As you know, the last few days have been stressful, dealing with new parents who don't want to leave their "babies" at child care. Yesterday I had an "incident" with one of them regarding her child's lunch. First she asked me if I could refrigerate her child's lunch for her, to which I had to keep myself from laughing out loud! We have 40 kids at lunch. They don't make a fridge big enough for that many lunches! After explaining to her our no refrigeration rule, she says "Then can you just put his yogurt in there?" To which I replied "No. I'm sorry. We don't refrigerate lunches." To which she replied "But it's just yogurt. It is very small." And she held up her hands to give me a measurement of how small it was. I was becoming annoyed at this point(what part of no don't you get?) so I replied "Yes, I 've seen yogurt before. And no, I'm sorry I can't put it into the fridge." She then gets the yogurt out of the lunch pail and shows it to me!

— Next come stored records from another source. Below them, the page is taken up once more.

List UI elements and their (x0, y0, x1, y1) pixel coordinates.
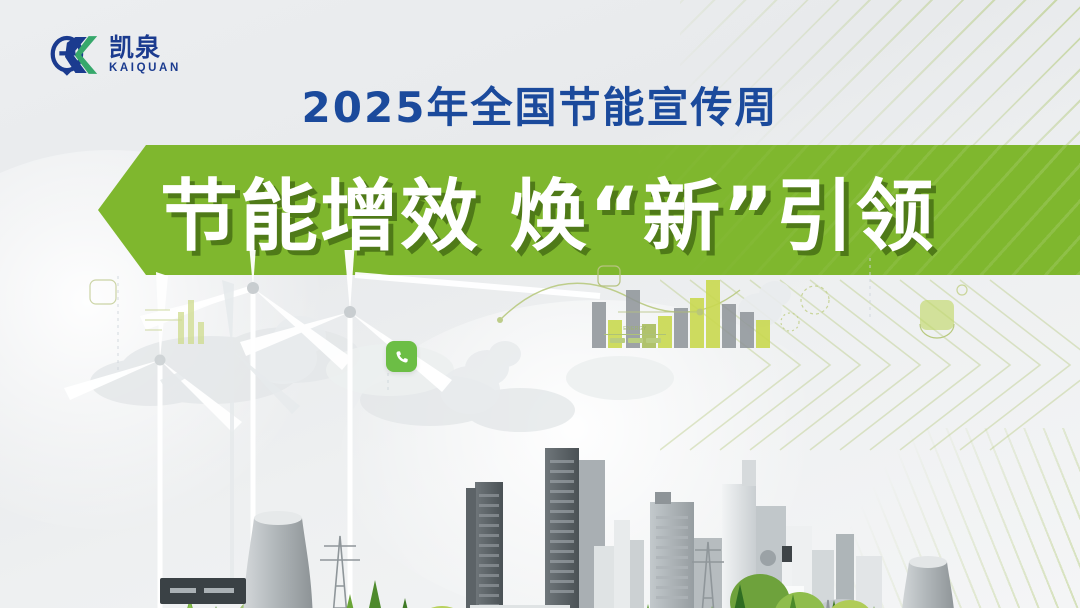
green-energy-illustration (0, 250, 1080, 608)
campaign-subtitle: 2025年全国节能宣传周 (0, 74, 1080, 135)
poster-canvas: 凯泉 KAIQUAN 2025年全国节能宣传周 节能增效 焕“新”引领 (0, 0, 1080, 608)
scene-mini-label: ENERGY (604, 326, 666, 343)
brand-name-cn: 凯泉 (109, 35, 181, 60)
scene-mini-label-dashes (604, 338, 666, 343)
kaiquan-logo-mark-icon (48, 32, 100, 78)
phone-icon-badge[interactable] (386, 341, 417, 372)
brand-logo[interactable]: 凯泉 KAIQUAN (48, 32, 181, 78)
scene-mini-label-text: ENERGY (604, 326, 666, 332)
brand-logo-text: 凯泉 KAIQUAN (109, 35, 181, 75)
scene-mini-label-rule (604, 334, 666, 335)
phone-icon (394, 349, 410, 365)
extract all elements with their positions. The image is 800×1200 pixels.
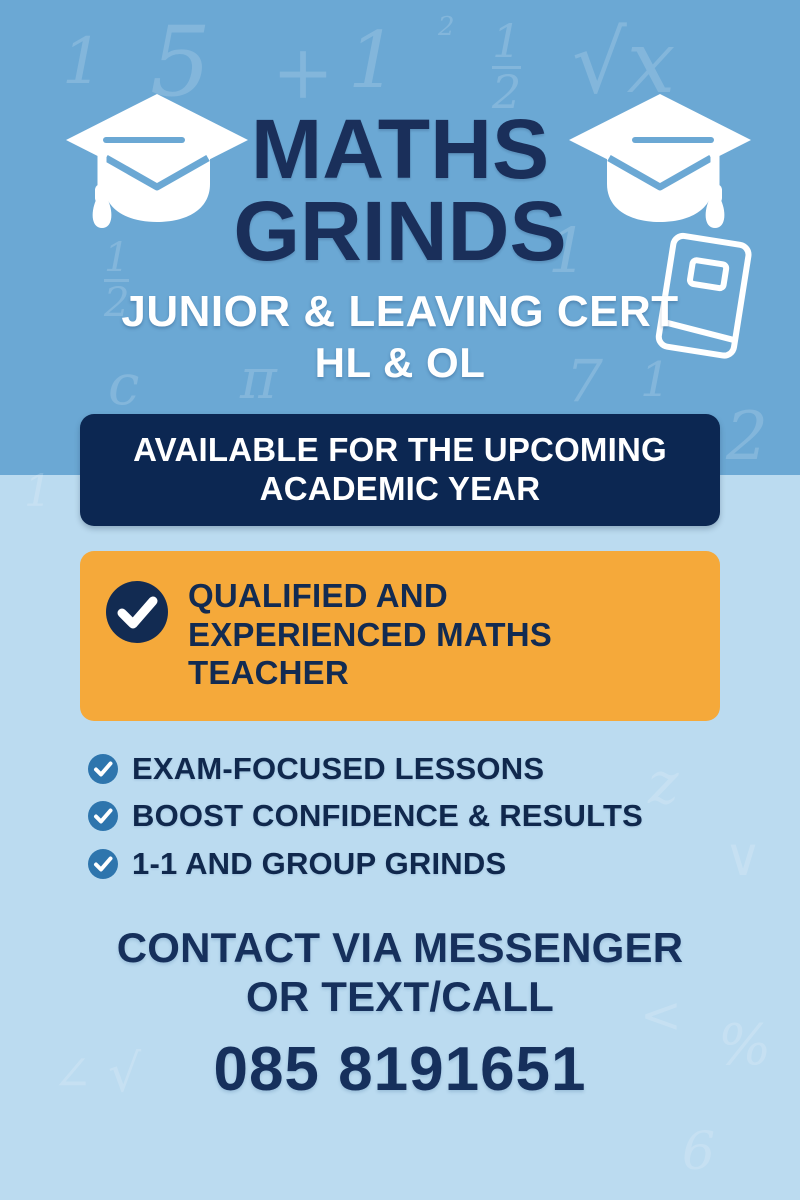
availability-banner: AVAILABLE FOR THE UPCOMING ACADEMIC YEAR — [80, 414, 720, 526]
math-doodle: 1 — [24, 470, 52, 514]
list-item: BOOST CONFIDENCE & RESULTS — [88, 799, 728, 832]
subtitle-levels: JUNIOR & LEAVING CERT — [0, 289, 800, 335]
qualification-line-2: EXPERIENCED MATHS — [188, 616, 700, 655]
qualification-highlight-box: QUALIFIED AND EXPERIENCED MATHS TEACHER — [80, 551, 720, 721]
math-doodle: 1 — [62, 30, 103, 94]
list-item: EXAM-FOCUSED LESSONS — [88, 752, 728, 785]
math-doodle: 2 — [726, 404, 768, 470]
contact-line-2: OR TEXT/CALL — [0, 973, 800, 1022]
math-doodle: + — [272, 36, 334, 110]
qualification-text: QUALIFIED AND EXPERIENCED MATHS TEACHER — [188, 573, 700, 693]
list-item-label: BOOST CONFIDENCE & RESULTS — [132, 799, 643, 832]
list-item-label: 1-1 AND GROUP GRINDS — [132, 847, 506, 880]
availability-banner-line-2: ACADEMIC YEAR — [260, 470, 541, 509]
check-circle-icon — [88, 754, 118, 784]
title-line-maths: MATHS — [0, 108, 800, 190]
list-item-label: EXAM-FOCUSED LESSONS — [132, 752, 544, 785]
feature-list: EXAM-FOCUSED LESSONS BOOST CONFIDENCE & … — [88, 752, 728, 894]
qualification-line-3: TEACHER — [188, 654, 700, 693]
math-doodle: 2 — [438, 14, 455, 40]
qualification-line-1: QUALIFIED AND — [188, 577, 700, 616]
check-circle-icon — [106, 581, 168, 643]
check-circle-icon — [88, 849, 118, 879]
subtitle-hl-ol: HL & OL — [0, 341, 800, 385]
title-line-grinds: GRINDS — [0, 190, 800, 272]
math-doodle-fraction: 12 — [492, 18, 521, 114]
math-doodle: ∨ — [724, 832, 762, 884]
phone-number[interactable]: 085 8191651 — [0, 1037, 800, 1102]
availability-banner-line-1: AVAILABLE FOR THE UPCOMING — [133, 431, 667, 470]
math-doodle: 1 — [348, 22, 398, 100]
check-circle-icon — [88, 801, 118, 831]
list-item: 1-1 AND GROUP GRINDS — [88, 847, 728, 880]
contact-line-1: CONTACT VIA MESSENGER — [0, 924, 800, 973]
poster-canvas: 15+12√x12cπ71z∨<%6∠√11212 — [0, 0, 800, 1200]
contact-block: CONTACT VIA MESSENGER OR TEXT/CALL 085 8… — [0, 924, 800, 1103]
poster-title-block: MATHS GRINDS JUNIOR & LEAVING CERT HL & … — [0, 108, 800, 385]
math-doodle: 6 — [682, 1126, 715, 1178]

Does she think that I don't understand what she is saying or that I have never seen a container of yogurt before so I can't possibly understand how small it is? I politely explained to her that we cannot refrigerate any part of her child's lunch and she might want to purchase an ice pack for future use. Then I walked away from her. If anyone reading this has children that go to day care, please, please appreciate your day care provider! You have no idea how much cr** they have to put up with!
Prayer boxes and Poker.......


It's official. The first week of school is now done (I know, I know, 3 days is not a week! But you get the picture). Yesterday was the first full day of school and we started our regular activities like story time and Art. For art we made these very nice prayer boxes. They are small paper mache boxes that the kids decorated with angel cut outs and pearls and there is a scripture on the inside. When finished, you write your prayer requests on a slip of paper and tuck it into the box so that before you go to bed, you will remember all the things(people) you wanted to pray for! Well anyway, the parents loved them and thought they were so sweet. So today a Kindergartner comes in with his Mom and he says to her "Mom, come here so I can show you something I did yesterday that was so fun!" I was very proud thinking he is going to show her his prayer box or our cool new playground or something like that. Well he takes her by the hand and leads her over to the computers and says "Look at this game I played on the computer yesterday. I really like it. Can you buy it for me for my birthday?" And his Mom says "I don't know, what is it called?" And the little boy replies "Poker!" At this point I am all ears, because to my knowledge we do NOT have Poker on our computer! So I walk over and ask him to show me the game he played. Sure enough, he opens up the card game on the computer and Poker comes right up on the screen! By this time I am mortifed! I had no idea that the game had Poker in it, let alone that the Kindergartners were playing it! How do they know how to play poker anyway? Needless to say I was very apologetic. Luckily his mother thought it was very funny and told me that they have played poker at home as a family so he already knew how to play. Thank goodness! It could have easily gone the other way, had it been a different parent! This is why people pay big bucks to send their children to a private Catholic school. So they can make prayer boxes and play Poker!!

Thursday, September 01, 2005

I have been messing around with my blog(with Joe's help) and I have figured out how to put links to other sites on it. The first one is a heartwrenching, beautiful video that I stumbled across while browsing some of the other blogs that I follow. It seriously makes me want to go out and adopt a whole slew of Chinese babies! Oh well, I guess I will have to do it one baby at a time. Why can't I be wealthy? The other link is to Lisa's blog(In case you have the time to just go back and forth between our two blogs all day and read about our boring lives) Not much happening around here aside from that. Anxiously awaiting
the adoption packet we requested from the agency so we can start on all the paper work. We played tennis for two days in a row and now I can hardley move. I am so out of shape!